We were booked for loitering with intent to commit a crime. I tried to explain that I was not a criminal but they would have none of it. I neither had a job, nor a place of residence—the odds stuck against me. The police remanded us to await formal charges and a trial. After 2 days, they released those of us without any criminal record. I did not have any money with me. I approached an elderly police officer and told him what I had gone through and he sympathized with me. He gave me some money for food and hitched a ride for me in one of his friend’s trucks. I spared some of the money and bought a Barbie doll and a toy car. I could not bear to face my younger siblings without what I had promised them. The trucker dropped me near our place and I thanked him earnestly. I was so weak that I could not be able to walk properly. My mother was in the front yard, worry written over her face. At first, she did not recognize me but once she did, she raced forward in her frail legs. I could not run, so I just ambled forward and fell into her arms. We cried in each other’s embrace for a while. Declan had told her I left he city for home and she was dying with worry after not seeing me for a full week. My younger siblings appeared from the backyard and came forward screaming “Roy, Roy!” Billy asked for his car and so did Sandy her doll. I pulled the gifts from the pockets of my dirty jacket and handed them to each. More tears streamed from my mother’s eyes. We went to the house and my mother prepared a delicious meal of chicken salad. I ate gluttonously but no one seemed to mind.

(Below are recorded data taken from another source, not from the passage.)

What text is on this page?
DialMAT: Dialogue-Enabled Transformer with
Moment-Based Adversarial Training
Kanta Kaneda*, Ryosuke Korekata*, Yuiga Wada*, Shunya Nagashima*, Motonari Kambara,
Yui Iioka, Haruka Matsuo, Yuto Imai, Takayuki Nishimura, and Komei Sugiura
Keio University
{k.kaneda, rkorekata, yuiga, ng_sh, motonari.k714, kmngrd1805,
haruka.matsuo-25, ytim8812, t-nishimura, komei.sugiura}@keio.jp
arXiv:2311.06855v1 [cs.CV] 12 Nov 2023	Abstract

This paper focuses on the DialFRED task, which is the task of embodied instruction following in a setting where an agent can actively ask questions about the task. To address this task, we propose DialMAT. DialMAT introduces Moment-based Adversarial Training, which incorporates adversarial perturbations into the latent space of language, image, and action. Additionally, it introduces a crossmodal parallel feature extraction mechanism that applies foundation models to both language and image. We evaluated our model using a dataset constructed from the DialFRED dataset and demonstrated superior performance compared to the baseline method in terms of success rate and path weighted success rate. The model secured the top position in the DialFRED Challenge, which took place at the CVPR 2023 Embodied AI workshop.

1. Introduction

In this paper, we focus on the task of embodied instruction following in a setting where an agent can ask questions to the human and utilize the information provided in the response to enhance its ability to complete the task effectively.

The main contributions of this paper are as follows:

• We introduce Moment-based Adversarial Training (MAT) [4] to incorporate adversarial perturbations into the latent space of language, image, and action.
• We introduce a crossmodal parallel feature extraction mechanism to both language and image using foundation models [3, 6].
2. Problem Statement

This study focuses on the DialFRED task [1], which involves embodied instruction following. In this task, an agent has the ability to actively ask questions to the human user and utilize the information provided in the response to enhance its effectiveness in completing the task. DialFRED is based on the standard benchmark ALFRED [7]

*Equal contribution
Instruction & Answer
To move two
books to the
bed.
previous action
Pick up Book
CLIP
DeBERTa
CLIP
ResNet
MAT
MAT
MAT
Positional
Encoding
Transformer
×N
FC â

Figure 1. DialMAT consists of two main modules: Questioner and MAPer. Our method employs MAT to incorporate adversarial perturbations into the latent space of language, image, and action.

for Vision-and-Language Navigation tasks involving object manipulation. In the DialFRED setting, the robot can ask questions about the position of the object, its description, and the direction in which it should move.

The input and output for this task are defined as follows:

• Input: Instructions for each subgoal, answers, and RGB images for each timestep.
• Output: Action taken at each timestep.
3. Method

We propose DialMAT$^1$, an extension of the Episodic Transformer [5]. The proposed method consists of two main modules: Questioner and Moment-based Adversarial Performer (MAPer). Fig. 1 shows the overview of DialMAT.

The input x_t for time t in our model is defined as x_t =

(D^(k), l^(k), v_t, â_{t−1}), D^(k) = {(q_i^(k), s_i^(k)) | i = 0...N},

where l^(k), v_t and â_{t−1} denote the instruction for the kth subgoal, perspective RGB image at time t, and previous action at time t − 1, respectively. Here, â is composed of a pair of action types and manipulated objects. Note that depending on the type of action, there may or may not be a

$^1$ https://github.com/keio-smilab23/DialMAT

“Am so sorry mum” I said, barely able to control the sobs that rocked me.
“It’s ok son.” She said engulfing me in another embrace.
“I’ve made mistakes, but I will find another job mum. I will make it up to you.” I said.
“I have a job for you right here.” She said matter-of-factly, looking at me straight in the eyes. She went over the mantelpiece, picked some keys, and gave them to me. I could not believe it. The keys were for an old Massey-Ferguson tractor that had broken down a few years back. We had tried to revive it several times in vain.
“Go give your old mule a test, tomorrow we begin work on the farm.” She said smiling. I ran to the backyard, ripped the canvas cover from the tractor, and jumped into the driver’s seat. I inserted the key into the ignition and turned it anxiously. The old engine coughed to life. Dark smoke billowed from the exhaust pipe as I pressed on the gas. My mom and siblings waved in excitement as I reversed and drove the tractor onto the dirt track. I stopped it, jumped off, and embraced the three of them mumbling my thanks.
“Welcome back home.” My mother said tearfully.